To make clean up easier on both of you, follow these 8 simple tips for how to bathe your cat.
- Start Calm – Start the bathing process when your cat is in their most mellow state. If possible, play with your cat and wear them out before you get them into the tub or sink. You may want to trim kitty’s nails before bath time to avoid scratches, but this should be done at least a few hours ahead of time so they are able to calm down before the bath.
- Be Prepared – Being ready for bath time is key to keeping it quick and simple, so make sure you have everything ready before you get kitty into the tub or sink. Set out the shampoo, a couple of towels and a non-slip mat for the tub so it’s easier for your cat to stand up, which will help ease their stress.
- Respect Their Fears – Generally, cats dislike water. When bathing kitty, never place them in standing water or pour water over their face and ears. Wash them from the neck down. It also helps to talk quietly to them in a reassuring voice during the bath. Don’t worry—they will let you know when and if they are not happy with the situation.
- Brush First – Brushing your cat before bath time will help remove any loose hair, knots or tangles in their fur, and make it easier to get them clean during the bath. Trying to brush your cat after the bath will be much more difficult and can be painful for them.
- Shampoo Session – Make sure you use cat shampoo for washing. Human shampoo or detergents can be dangerous for your feline friend and dry out, irritate or even burn their skin. Remember to lather in the direction of their fur to avoid tangles or causing them pain. Also, try to keep shampoo away from their face, eyes and ears. If you must wash their face, use a damp cloth that is free of shampoo and be very gentle.
- Rinse – Rinsing your cat is easiest with a low-stream hose or a pitcher.
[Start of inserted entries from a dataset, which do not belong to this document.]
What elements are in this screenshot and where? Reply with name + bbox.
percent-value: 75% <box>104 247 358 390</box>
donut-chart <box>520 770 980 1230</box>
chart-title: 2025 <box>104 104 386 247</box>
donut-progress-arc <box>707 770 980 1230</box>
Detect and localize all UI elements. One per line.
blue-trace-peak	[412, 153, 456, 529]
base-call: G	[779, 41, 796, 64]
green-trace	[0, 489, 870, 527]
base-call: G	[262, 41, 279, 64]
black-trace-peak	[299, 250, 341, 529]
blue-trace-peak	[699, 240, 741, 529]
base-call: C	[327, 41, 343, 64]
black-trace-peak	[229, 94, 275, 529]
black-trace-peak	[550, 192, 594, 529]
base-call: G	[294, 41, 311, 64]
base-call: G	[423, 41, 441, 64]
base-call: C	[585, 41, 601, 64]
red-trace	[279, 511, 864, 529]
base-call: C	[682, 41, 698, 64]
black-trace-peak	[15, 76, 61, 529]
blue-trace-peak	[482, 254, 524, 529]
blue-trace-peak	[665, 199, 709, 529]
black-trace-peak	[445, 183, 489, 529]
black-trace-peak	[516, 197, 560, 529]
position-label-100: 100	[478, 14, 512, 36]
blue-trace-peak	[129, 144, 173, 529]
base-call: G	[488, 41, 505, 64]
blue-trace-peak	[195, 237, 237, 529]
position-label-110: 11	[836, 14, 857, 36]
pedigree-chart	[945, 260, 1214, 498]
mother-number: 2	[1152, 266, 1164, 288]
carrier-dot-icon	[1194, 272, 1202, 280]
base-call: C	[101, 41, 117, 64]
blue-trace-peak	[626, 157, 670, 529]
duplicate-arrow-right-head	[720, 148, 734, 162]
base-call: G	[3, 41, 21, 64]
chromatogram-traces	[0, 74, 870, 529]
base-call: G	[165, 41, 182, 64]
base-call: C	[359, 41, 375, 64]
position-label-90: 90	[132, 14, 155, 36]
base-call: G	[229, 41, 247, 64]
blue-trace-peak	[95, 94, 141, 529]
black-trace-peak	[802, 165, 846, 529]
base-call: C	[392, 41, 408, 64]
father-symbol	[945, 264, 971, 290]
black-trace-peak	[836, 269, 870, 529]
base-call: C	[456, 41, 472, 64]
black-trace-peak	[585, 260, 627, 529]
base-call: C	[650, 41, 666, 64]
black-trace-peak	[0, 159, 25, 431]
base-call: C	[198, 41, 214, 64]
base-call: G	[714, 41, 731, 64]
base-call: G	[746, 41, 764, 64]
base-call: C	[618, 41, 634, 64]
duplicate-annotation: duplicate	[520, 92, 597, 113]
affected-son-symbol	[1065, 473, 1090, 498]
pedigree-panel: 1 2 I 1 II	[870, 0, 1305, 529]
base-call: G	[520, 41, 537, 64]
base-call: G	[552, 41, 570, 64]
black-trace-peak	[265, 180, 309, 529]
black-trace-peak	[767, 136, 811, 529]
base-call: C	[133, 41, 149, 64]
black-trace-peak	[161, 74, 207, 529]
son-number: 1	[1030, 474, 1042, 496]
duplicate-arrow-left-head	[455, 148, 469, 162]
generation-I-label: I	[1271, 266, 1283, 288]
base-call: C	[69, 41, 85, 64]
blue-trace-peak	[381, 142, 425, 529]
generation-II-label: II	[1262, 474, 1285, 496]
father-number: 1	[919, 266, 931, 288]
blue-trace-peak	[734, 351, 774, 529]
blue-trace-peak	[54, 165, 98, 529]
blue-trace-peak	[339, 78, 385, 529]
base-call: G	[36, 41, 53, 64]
Make sure to rinse thoroughly with lukewarm water, as any left over shampoo residue will irritate your cat’s skin when it dries. Multiple rinses may be required to fully wash out the shampoo—expect a few more if your cat has a long, thick hair.
- Dry Off – Now that bath time is over, grab a big towel to wrap your cat in to dry off. If your cat doesn’t mind, you can also use a blow dryer on low heat to dry their fur.
- Treat Time – After all is said and done, rewarding your cat is key to helping kitty tolerate and even get comfortable with baths. A treat will associate bath time as a positive experience, and make it easier to accomplish in the future. Not to mention, they deserve a treat after all of that!
Giving your cat a bath may always be a challenge, but establishing a routine and rewarding your cat’s bravery with treats and praise will go a long way in making bath time a little easier on both of you.